La mirada baja, una respetable pesadumbre gravando el acento de su voz, dijo aquel mozo que fue apuesto y estaba prematuramente marchito:
—Yo era un tenaz fumador. Una noche, con espanto, observé que me había nacido un águila de murciélago…
Se interrumpió.
Con la escasa declaración nos inquietó lo suficiente como para desear que no enmudeciera de nuevo. No lo hizo. Había advertido que las palabras no respondían enteramente a su pensamiento y procuraba, mediante un repaso mental, una justa coordinación. Muy luego, recomenzó y compuso su discurso:
—Yo era un tenaz fumador. Una noche quedé dormido con un tabaco en la boca. Desperté con miedo de despertar. Parece que lo sabía: me había nacido un ala de murciélago.

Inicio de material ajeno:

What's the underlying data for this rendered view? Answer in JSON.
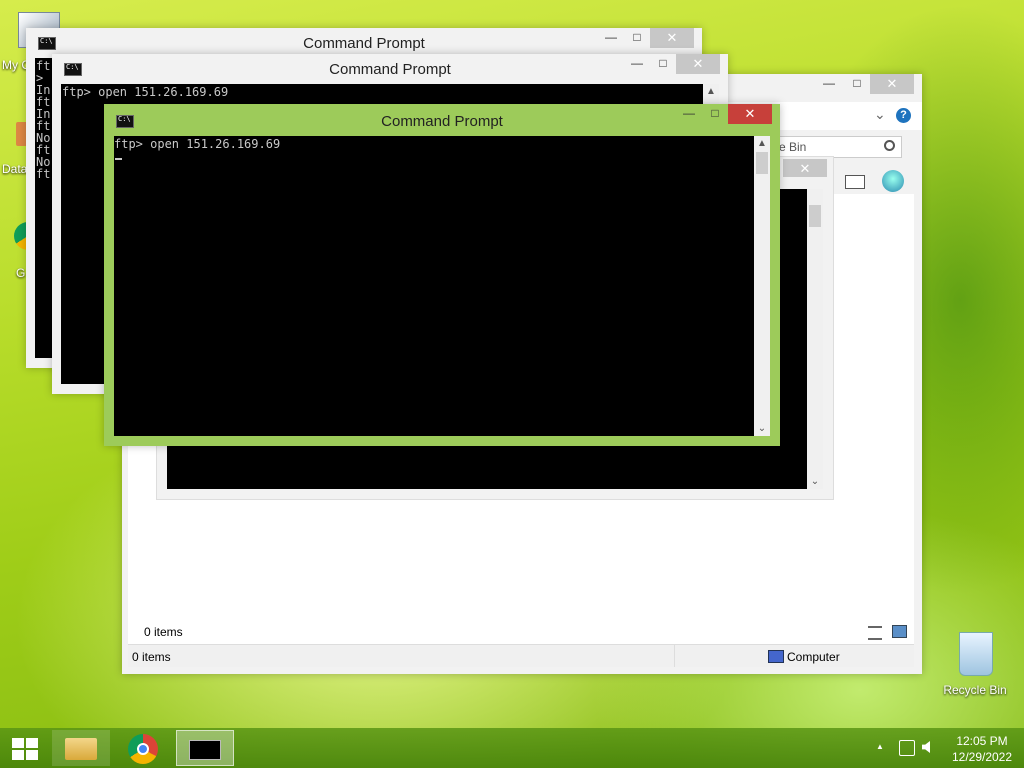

Con repugnancia, en la oscuridad busqué mi cuchillo mayor. Me la corté. Caída, a la luz del día, era una mujer morena y yo decía que la amaba. Me llevaron a prisión.
No habló más.
Compartimos su silencio.


Debía acudir al despacho. No me hacía mal saberlo, porque permanecía bajo la influencia del sueño y de la mano blanca, otro sueño. Mal me causaba, eso sí, que lo real me resultase inasible y, si una mujer venía a mí, lo hiciera en sueños, nada más.
¿Nunca sería el visitado del amor? No el amor de Luciana, si es que lo conseguía, sino el de una mujer de otras regiones, un ser de finezas y caricias como podía haberlo en Europa, donde siquiera unos meses hace frío y las mujeres usan abrigos suaves al tacto como los cuerpos que cobijan.
Europa, nieve, mujeres aseadas porque no transpiran con exceso y habitan casa pulidas donde ningún piso es de tierra. Cuerpos sin ropa en habitaciones caldeadas, con lumbre y alfombras. Rusia, las princesas… Y yo ahí, sin unos labios para mis labios, en un país que infinidad de francesas y de rusas, que infinidad de personas en el mundo jamás oyeron mentar; yo ahí, consumido por la necesidad de amar, sin que millones y millones de mujeres y de hombres como yo pudiesen imaginar que yo vivía, que había un tal Diego de Zama, o un hombre sin nombre con unas manos poderosas para capturar la cabeza de una muchacha y morderla hasta hacerle sangre.
Yo, en medio de toda tierra de un continente, que me resultaba invisible, aunque lo sentía en torno, como un paraíso desolado y excesivamente inmenso para mis piernas. Para nadie existía América, sino para mí; pero no existía sino en mis necesidades, en mis deseos y en mis temores.